Q2|放棄した空き家がご近所の方に被害を与えたら誰が責任を負いますか?
A|改正民法940条により、放棄時に「現に占有していた者」が保存義務を負います。占有していなかった場合でも、相続財産清算人が選任されるまでは実務上のトラブル対応が求められる場面があります。詳しくは民法940条改正の解説記事をご参照ください。
Q3|全員が相続放棄したら、その空き家は自動的に国のものになりますか?
A|自動ではなく、家庭裁判所への相続財産清算人選任申立てが必要です(民法952条)。予納金20万〜100万円程度がかかり、清算手続き完了後に残余財産が国庫に帰属します。

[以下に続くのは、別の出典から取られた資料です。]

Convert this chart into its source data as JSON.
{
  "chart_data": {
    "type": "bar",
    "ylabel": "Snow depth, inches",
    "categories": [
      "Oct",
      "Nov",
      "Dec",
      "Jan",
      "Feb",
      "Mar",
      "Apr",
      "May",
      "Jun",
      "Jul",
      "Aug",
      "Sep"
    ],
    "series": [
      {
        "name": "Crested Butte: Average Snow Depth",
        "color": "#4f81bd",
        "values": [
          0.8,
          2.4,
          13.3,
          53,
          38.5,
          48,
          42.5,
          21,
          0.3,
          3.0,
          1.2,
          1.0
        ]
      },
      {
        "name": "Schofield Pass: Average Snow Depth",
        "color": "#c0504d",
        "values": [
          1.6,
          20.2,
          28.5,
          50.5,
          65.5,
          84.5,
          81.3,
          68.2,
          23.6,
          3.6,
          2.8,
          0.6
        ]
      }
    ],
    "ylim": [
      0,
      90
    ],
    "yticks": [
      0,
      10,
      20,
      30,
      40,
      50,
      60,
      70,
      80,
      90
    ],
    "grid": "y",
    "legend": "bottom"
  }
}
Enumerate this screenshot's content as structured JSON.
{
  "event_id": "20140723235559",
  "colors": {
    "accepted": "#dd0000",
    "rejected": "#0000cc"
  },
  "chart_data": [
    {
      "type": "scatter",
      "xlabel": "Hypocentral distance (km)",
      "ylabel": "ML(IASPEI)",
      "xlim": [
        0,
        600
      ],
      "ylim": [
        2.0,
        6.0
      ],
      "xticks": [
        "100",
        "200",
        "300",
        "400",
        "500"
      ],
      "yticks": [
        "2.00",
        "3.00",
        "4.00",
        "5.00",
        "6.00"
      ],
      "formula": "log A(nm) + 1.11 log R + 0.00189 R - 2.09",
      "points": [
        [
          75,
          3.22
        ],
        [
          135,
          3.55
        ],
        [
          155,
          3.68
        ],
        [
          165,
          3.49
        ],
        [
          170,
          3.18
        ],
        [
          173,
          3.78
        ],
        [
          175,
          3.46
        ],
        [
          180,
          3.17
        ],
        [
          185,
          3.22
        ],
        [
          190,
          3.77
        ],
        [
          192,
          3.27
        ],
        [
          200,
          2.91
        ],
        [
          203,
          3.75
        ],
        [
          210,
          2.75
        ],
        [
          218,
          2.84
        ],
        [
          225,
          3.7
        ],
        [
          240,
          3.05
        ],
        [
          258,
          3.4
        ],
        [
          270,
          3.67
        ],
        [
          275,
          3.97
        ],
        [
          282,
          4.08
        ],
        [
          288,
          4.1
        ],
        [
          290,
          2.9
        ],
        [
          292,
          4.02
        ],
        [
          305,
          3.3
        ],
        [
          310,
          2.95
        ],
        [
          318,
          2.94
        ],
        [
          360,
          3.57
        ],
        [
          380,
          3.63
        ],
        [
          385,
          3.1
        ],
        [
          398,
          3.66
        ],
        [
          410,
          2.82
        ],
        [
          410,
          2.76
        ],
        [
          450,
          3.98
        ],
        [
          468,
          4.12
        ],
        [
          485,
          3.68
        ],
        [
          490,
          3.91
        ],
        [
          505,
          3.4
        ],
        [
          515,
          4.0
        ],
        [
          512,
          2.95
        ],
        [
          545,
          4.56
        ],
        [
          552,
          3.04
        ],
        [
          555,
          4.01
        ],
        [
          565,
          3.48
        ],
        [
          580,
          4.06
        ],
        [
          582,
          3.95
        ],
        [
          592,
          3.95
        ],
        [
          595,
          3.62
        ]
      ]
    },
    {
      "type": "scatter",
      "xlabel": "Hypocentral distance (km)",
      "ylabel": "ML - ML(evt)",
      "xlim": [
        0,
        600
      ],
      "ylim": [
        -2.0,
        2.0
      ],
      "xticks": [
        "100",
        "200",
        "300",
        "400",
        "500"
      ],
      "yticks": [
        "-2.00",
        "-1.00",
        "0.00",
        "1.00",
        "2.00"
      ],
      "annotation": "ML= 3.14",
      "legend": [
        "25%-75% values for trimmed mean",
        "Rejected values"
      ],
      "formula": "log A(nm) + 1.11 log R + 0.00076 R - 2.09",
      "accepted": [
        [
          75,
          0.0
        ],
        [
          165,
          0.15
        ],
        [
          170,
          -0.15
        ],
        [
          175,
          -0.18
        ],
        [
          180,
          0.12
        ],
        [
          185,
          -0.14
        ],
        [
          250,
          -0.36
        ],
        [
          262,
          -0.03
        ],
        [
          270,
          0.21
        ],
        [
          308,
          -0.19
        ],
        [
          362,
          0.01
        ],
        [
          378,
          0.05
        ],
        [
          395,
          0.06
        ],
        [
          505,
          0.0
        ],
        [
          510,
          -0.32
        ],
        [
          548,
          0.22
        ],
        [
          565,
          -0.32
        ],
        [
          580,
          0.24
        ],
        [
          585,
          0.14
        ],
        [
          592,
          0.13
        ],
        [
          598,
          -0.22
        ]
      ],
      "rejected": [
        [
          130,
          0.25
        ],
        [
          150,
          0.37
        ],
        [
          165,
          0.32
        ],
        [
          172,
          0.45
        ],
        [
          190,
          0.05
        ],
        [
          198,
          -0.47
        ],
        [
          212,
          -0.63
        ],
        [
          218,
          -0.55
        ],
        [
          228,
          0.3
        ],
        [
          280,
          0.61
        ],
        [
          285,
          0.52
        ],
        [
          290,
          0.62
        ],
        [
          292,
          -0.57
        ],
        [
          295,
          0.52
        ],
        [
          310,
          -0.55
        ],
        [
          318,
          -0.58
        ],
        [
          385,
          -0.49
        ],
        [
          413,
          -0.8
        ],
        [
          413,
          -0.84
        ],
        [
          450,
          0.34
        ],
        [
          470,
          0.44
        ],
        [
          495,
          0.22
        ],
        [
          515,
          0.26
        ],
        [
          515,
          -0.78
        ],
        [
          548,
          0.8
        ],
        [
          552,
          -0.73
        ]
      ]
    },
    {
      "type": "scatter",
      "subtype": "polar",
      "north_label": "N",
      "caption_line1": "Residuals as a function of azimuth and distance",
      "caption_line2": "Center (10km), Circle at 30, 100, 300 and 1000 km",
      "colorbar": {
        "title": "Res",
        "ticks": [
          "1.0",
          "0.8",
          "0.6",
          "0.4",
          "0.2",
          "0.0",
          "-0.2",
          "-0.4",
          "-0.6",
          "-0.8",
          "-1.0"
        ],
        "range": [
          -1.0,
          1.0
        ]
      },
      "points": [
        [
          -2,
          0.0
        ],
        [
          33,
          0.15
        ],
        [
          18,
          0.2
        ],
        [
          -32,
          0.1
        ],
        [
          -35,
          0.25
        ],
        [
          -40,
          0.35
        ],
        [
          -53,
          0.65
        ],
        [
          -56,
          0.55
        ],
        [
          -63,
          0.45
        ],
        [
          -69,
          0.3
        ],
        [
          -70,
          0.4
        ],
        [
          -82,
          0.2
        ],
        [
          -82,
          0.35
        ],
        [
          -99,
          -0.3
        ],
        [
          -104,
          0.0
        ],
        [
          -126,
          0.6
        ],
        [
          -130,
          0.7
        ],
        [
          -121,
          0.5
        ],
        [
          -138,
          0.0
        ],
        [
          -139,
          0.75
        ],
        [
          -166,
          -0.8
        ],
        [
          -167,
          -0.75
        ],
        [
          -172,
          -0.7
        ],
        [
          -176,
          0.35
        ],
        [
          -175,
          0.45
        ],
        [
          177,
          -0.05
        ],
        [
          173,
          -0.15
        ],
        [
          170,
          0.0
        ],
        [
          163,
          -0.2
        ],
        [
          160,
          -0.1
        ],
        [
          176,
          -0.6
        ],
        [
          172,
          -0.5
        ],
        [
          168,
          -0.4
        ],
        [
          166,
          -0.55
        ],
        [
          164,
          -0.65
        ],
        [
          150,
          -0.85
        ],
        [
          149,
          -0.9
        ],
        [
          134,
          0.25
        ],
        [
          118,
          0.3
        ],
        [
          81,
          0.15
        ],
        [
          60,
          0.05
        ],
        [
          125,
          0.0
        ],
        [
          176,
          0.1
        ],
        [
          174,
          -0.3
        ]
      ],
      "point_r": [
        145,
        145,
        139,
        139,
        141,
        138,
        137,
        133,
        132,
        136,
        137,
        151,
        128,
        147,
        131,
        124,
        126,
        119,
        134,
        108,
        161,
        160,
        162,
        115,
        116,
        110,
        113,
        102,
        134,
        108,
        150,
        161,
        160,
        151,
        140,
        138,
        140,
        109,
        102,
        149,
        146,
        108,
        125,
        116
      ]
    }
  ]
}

Q4|放棄と売却、どちらが得か目安を教えてください。
A|買取価格が「解体費+残置物処分費+各種手続費用」を上回るなら売却のほうが手元に残る額が大きいケースが多くなります。東大阪市・八尾市・大阪市を含む大阪府内の昭和築戸建てでも、底地価値のある立地では買取が成立する余地があります。まず査定を取って、放棄と並べて比較することをお勧めします。
Q5|すでに相続放棄の申述を出してしまったら、売却はもうできませんか?
A|放棄が受理されると所有権を持たないため、その物件を直接売却することはできません。ただし、次順位相続人がいる場合はその方が売却主体になれるため、家庭裁判所の受理前に一度専門家にご相談ください。